Dynamics of diffusion on monoplex and multiplex networks: A message-passing approach

TL;DR

This paper introduces a message-passing approach to accurately model diffusion processes on complex networks, including multiplex networks, outperforming traditional mean-field methods by closely matching observed dynamics and identifying Nash equilibria.

Contribution

The paper develops a general message-passing framework for diffusion on complex and multiplex networks, providing more precise predictions than mean-field approximations.

Findings

Message-passing accurately replicates diffusion dynamics on synthetic networks.

Fixed points of the message-passing equations correspond to Nash equilibria.

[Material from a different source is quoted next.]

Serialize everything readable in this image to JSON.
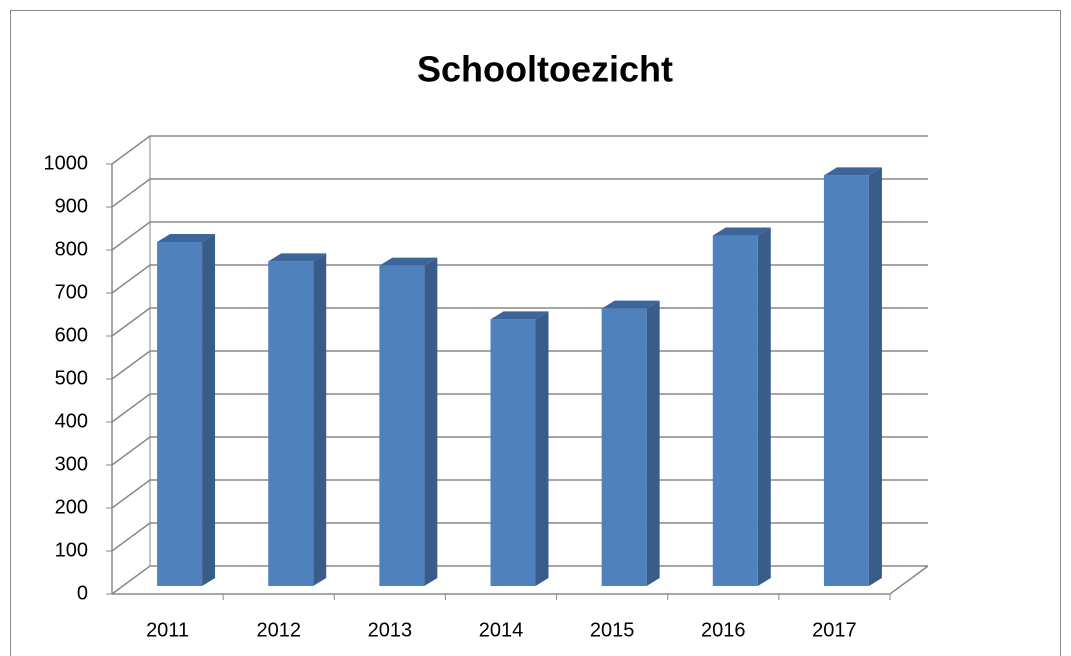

Mean-field methods tend to overestimate diffusion size and frequency.

Abstract

New ideas and technologies adopted by a small number of individuals occasionally spread globally through a complex web of social ties. Here, we present a simple and general approximation method, namely, a message-passing approach, that allows us to describe the diffusion processes on complex networks in an almost exact manner. We consider two classes of binary-action games in each of which the best pure strategy for individual players is characterized as a variant of the threshold rule. We show that the dynamics of diffusion observed on synthetic networks are accurately replicated by the message-passing equation, whose fixed point corresponds to a Nash equilibrium. In contrast, the mean-field method tends to overestimate the size and frequency of diffusion. We extend the framework to analyze multiplex networks in which social interactions take place in multiple layers.